80 Stunden pro Woche
«Der Gastbetrieb läuft, die Nachfrage ist da, aber der Aufwand ist einfach viel zu gross. Damit ich keine allzu grossen finanziellen Einbussen habe, umfassen meine Wochen laufend bis zu 80 Arbeitsstunden», hält Sandra Hug fest. Es sei ihr bewusst geworden, dass sie unter diesen Umständen den Betrieb nicht längerfristig weiterführen könne. Und deshalb gab es für sie nur eines: aufhören. «Es ist für mich sehr, sehr schwer, denn damit gebe ich auch meinen Lebenstraum auf. Aber niemand kann mir diesen Entscheid abnehmen, auch wenn ich ihn vorher in meinem Freundeskreis besprochen habe», sagt sie. Man spürt, dass der Entschluss ihre Moral schwer getroffen hat. «Was mache ich jetzt? In welche Richtung will ich gehen?», so ihre ersten Gedanken. Eines sei für sie aber klar: «Ich will auch morgen und übermorgen mein eigener Chef sein.» Dem Credo «klein, fein, aber mein» will Hug auch künftig nachleben.
Sandra Hug blüht im Gespräch mit der «Volksstimme» sichtlich wieder auf, als sie auf die vergangenen Jahre zu sprechen kommt. «Was hatten wir hier doch für viele tolle Gesellschaften, mit Hochzeiten, mit Musik, mit Buchlesungen. Ich bekomme immer noch Hühnerhaut, wenn ich daran denke, wie sich die Gäste am schönsten Tag ihres Lebens hier bei uns glücklich gefühlt haben.» Faszinierend sei auch immer der Mix gewesen von jungen und etwas älteren Gästen, halt ein richtiger Treffpunkt im Tal.
Kochen für Kicker
Hug hat viel Wertschätzung erfahren. «Ich denke, es ist auch meine Art, wie ich mit den Gästen umgehe. Ich durfte die ganzen Jahre mich selber bleiben und musste am Morgen keine Maske anziehen», schwärmt sie. Ein Lob spricht sie auch all ihren temporären Mitarbeitenden aus. Sie habe nie Probleme gehabt, genügend Leute zu finden. «Es war eine Knochenarbeit, aber ich bin glücklich, dass ich mein Hobby zum Beruf machen durfte.»
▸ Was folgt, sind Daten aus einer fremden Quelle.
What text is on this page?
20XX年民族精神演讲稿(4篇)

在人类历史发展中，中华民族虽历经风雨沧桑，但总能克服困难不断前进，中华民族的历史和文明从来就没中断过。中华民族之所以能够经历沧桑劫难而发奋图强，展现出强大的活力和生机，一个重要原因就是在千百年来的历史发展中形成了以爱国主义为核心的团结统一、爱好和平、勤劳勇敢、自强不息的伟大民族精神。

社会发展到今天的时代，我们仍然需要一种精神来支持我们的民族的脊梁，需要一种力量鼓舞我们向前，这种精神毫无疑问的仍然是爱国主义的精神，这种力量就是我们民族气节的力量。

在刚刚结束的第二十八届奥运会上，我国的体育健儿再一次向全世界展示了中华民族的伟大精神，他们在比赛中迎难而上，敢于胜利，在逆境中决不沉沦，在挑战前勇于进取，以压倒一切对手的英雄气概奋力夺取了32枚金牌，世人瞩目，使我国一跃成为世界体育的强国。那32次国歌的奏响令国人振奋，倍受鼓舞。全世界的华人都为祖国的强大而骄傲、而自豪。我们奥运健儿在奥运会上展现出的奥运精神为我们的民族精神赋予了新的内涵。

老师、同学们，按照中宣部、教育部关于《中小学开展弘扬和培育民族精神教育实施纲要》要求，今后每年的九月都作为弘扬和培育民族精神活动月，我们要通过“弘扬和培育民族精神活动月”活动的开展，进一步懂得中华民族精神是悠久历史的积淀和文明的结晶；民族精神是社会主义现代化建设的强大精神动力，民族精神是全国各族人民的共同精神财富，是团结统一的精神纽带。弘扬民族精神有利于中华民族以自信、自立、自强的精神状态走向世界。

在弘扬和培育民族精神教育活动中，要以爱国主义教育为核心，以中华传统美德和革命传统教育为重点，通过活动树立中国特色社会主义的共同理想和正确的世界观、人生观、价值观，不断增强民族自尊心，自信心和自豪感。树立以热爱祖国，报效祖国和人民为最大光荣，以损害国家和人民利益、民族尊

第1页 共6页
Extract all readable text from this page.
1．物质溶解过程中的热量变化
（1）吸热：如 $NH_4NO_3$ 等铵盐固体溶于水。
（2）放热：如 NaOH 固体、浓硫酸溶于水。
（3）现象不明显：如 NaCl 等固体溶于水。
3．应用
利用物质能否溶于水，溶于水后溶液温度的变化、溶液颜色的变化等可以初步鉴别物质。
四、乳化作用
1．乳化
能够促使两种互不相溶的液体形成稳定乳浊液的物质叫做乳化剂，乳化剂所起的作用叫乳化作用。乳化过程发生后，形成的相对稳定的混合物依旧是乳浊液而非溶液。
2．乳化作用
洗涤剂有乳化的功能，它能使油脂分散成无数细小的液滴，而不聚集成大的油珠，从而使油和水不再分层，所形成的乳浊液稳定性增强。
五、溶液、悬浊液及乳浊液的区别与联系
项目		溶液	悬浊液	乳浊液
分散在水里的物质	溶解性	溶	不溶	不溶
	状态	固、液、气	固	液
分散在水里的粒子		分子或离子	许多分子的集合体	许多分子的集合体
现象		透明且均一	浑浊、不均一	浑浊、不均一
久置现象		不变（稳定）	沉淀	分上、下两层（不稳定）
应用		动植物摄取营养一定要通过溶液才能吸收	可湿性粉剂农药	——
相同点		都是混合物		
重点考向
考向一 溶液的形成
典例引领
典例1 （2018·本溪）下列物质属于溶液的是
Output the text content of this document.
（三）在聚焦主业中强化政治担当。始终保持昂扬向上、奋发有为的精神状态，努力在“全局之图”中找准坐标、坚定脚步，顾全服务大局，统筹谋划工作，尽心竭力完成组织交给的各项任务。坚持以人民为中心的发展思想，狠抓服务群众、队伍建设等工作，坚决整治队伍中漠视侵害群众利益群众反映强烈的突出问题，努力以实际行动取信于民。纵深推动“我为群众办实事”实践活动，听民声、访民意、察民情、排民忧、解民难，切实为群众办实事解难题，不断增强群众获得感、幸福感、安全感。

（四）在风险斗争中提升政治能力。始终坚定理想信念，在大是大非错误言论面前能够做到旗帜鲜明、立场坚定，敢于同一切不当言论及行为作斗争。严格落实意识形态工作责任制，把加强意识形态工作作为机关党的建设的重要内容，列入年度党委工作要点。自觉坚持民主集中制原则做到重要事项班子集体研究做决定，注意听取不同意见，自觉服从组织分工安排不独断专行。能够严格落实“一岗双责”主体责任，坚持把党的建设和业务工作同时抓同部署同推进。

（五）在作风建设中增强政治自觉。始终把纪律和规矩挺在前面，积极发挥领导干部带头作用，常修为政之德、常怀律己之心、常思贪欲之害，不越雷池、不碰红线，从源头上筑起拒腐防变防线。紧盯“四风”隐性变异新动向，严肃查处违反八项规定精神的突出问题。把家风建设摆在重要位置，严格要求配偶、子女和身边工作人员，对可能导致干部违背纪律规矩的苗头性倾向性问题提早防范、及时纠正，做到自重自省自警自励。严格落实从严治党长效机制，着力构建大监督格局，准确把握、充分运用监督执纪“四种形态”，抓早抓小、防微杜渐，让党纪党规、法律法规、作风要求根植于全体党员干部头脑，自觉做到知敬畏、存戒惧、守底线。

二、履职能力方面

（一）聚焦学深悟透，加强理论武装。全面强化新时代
Und so neigt sich die Zeit von Sandra Hug im «Haus zum Rössli» dem Ende zu. Noch bis und mit Februar wird sie hier wirten. Bereits zum Jahresanfang beginnt ihr neuer Pachtvertrag zu laufen. Sie hat sich entschieden, das Klubrestaurant des Fussballklubs Oberdorf zu führen. Aus heutiger Sicht plant sie, es auf den Start der Fussballmeisterschaft ab März zu öffnen. Und was darf der Gast dort erwarten? «Meine ‹Sandy-Witsch› und Schinkengipfeli wird es auch dort geben, und auf den beliebten Kartoffelgratin und -salat müssen meine Gäste auch dort nicht verzichten.» Alles frisch und persönlich zubereitet von einer Person, die trotz aller hoher Anforderungen auch künftig nichts anderes sein möchte als eine überzeugte Gastronomin.